Japanese analysts agree that even by Japan's standards, Toyota is unique.
"Toyota is a model company in the field of environmental management and resource productivity," said Ryoichi Yamamoto, a professor of environmental materials design at the Institute of Industrial Science of the University of Tokyo.
Yamamoto cited Toyota's steps to improve the recyclability of its cars, its reduction of waste and pollution in its manufacturing plants, and its focus on fuel efficiency. "Other companies are trying to imitate it, but they have not yet reached the same level," he said.
Some environmentalists disagree.
"Toyota is two-faced," said Yurika Ayukawa, director of the climate change program at the World Wildlife Fund of Japan. "It wants to be seen as an eco-company, as environmentally committed, but it's really just business as usual."
Ayukawa noted that Toyota has joined with U.S. automakers in filing lawsuits in state and federal court seeking to block California's landmark 2004 rule ordering all automakers to reduce the greenhouse gas emissions of the cars they sell.
Masayuki Sasanouchi, general manager of Toyota's environmental affairs division, defended the company's attack on the California rules.
"We understand climate change is a federal issue, so we don't think California has a right to legislate it," he said. "We don't believe carbon dioxide is the same as a pollutant, and for this reason it's not covered under the Clean Air Act," he said, referring to the 1977 law, amended in 1990, that gives California the right to set air-quality standards different from the federal government's rules.
In fact, Toyota probably would benefit if the new California rule goes into effect in 2009 as scheduled, because its cars produce less emissions than its competitors' cars.
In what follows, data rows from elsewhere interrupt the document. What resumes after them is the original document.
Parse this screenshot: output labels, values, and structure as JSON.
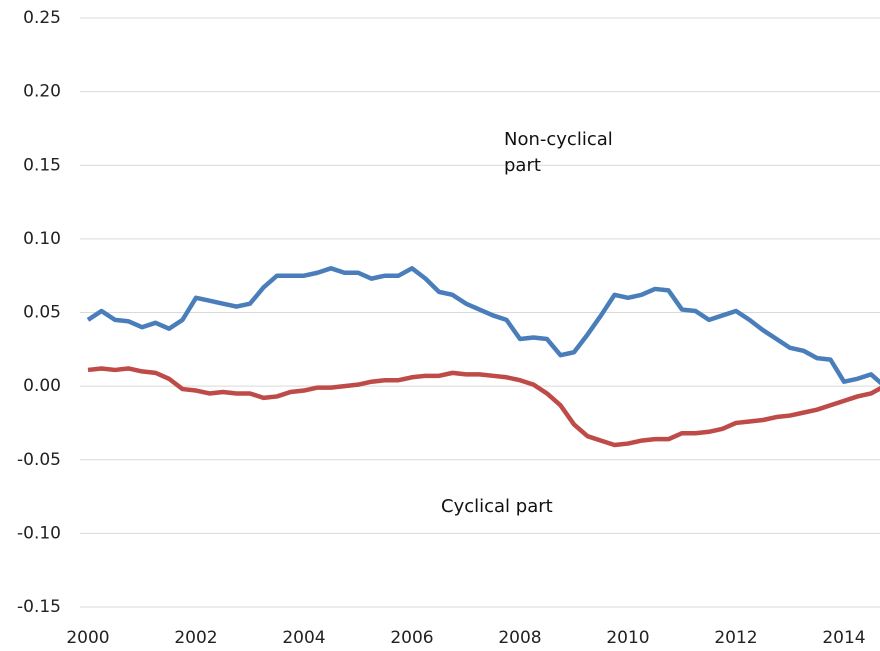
{
  "chart_data": {
    "type": "line",
    "x": [
      2000,
      2000.25,
      2000.5,
      2000.75,
      2001,
      2001.25,
      2001.5,
      2001.75,
      2002,
      2002.25,
      2002.5,
      2002.75,
      2003,
      2003.25,
      2003.5,
      2003.75,
      2004,
      2004.25,
      2004.5,
      2004.75,
      2005,
      2005.25,
      2005.5,
      2005.75,
      2006,
      2006.25,
      2006.5,
      2006.75,
      2007,
      2007.25,
      2007.5,
      2007.75,
      2008,
      2008.25,
      2008.5,
      2008.75,
      2009,
      2009.25,
      2009.5,
      2009.75,
      2010,
      2010.25,
      2010.5,
      2010.75,
      2011,
      2011.25,
      2011.5,
      2011.75,
      2012,
      2012.25,
      2012.5,
      2012.75,
      2013,
      2013.25,
      2013.5,
      2013.75,
      2014,
      2014.25,
      2014.5,
      2014.75
    ],
    "series": [
      {
        "name": "Non-cyclical part",
        "color": "#4a7ebb",
        "values": [
          0.045,
          0.051,
          0.045,
          0.044,
          0.04,
          0.043,
          0.039,
          0.045,
          0.06,
          0.058,
          0.056,
          0.054,
          0.056,
          0.067,
          0.075,
          0.075,
          0.075,
          0.077,
          0.08,
          0.077,
          0.077,
          0.073,
          0.075,
          0.075,
          0.08,
          0.073,
          0.064,
          0.062,
          0.056,
          0.052,
          0.048,
          0.045,
          0.032,
          0.033,
          0.032,
          0.021,
          0.023,
          0.035,
          0.048,
          0.062,
          0.06,
          0.062,
          0.066,
          0.065,
          0.052,
          0.051,
          0.045,
          0.048,
          0.051,
          0.045,
          0.038,
          0.032,
          0.026,
          0.024,
          0.019,
          0.018,
          0.003,
          0.005,
          0.008,
          0.0
        ]
      },
      {
        "name": "Cyclical part",
        "color": "#be4b48",
        "values": [
          0.011,
          0.012,
          0.011,
          0.012,
          0.01,
          0.009,
          0.005,
          -0.002,
          -0.003,
          -0.005,
          -0.004,
          -0.005,
          -0.005,
          -0.008,
          -0.007,
          -0.004,
          -0.003,
          -0.001,
          -0.001,
          0.0,
          0.001,
          0.003,
          0.004,
          0.004,
          0.006,
          0.007,
          0.007,
          0.009,
          0.008,
          0.008,
          0.007,
          0.006,
          0.004,
          0.001,
          -0.005,
          -0.013,
          -0.026,
          -0.034,
          -0.037,
          -0.04,
          -0.039,
          -0.037,
          -0.036,
          -0.036,
          -0.032,
          -0.032,
          -0.031,
          -0.029,
          -0.025,
          -0.024,
          -0.023,
          -0.021,
          -0.02,
          -0.018,
          -0.016,
          -0.013,
          -0.01,
          -0.007,
          -0.005,
          0.0
        ]
      }
    ],
    "xlim": [
      2000,
      2014.75
    ],
    "xticks": [
      2000,
      2002,
      2004,
      2006,
      2008,
      2010,
      2012,
      2014
    ],
    "ylim": [
      -0.15,
      0.25
    ],
    "yticks": [
      {
        "value": -0.15,
        "label": "-0.15"
      },
      {
        "value": -0.1,
        "label": "-0.10"
      },
      {
        "value": -0.05,
        "label": "-0.05"
      },
      {
        "value": 0,
        "label": "0.00"
      },
      {
        "value": 0.05,
        "label": "0.05"
      },
      {
        "value": 0.1,
        "label": "0.10"
      },
      {
        "value": 0.15,
        "label": "0.15"
      },
      {
        "value": 0.2,
        "label": "0.20"
      },
      {
        "value": 0.25,
        "label": "0.25"
      }
    ],
    "grid": true
  }
}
But some analysts said Toyota seems to have bowed to larger political concerns, calculating that by allying with the politically powerful Detroit automakers on the anti-environment lawsuits, it could defuse pressure in Congress for anti-Japanese tariffs.
"Toyota is hypersensitive to the potential for protectionist backlash," Jeffrey Liker said, pointing out that Toyota's exports from Japan to North America are growing fast, reaching 940,000 cars in 2005, up 16 percent from 2004.
Environmentalists also have criticized Toyota for using hybrid technology to boost the horsepower and acceleration, rather than fuel efficiency, of its new Lexus RX 400h and Highlander hybrid models.
And under U.S. fuel-efficiency rules, the high mileage of the Prius helps Toyota comply with fleet averages even as it launches gas guzzlers like a larger, beefed-up version of the Tundra, its big pickup.
For Toyota, whose U.S. sales are soaring while American automakers' sales are slumping, there is never time for bragging.
A hybrid version of the best-selling Camry will be released this autumn. Ogiso said his team of engineers is working on a new version of the Prius and other hybrid projects.
"We need to continue working hard," Ogiso said. "We need to be making drastic improvements."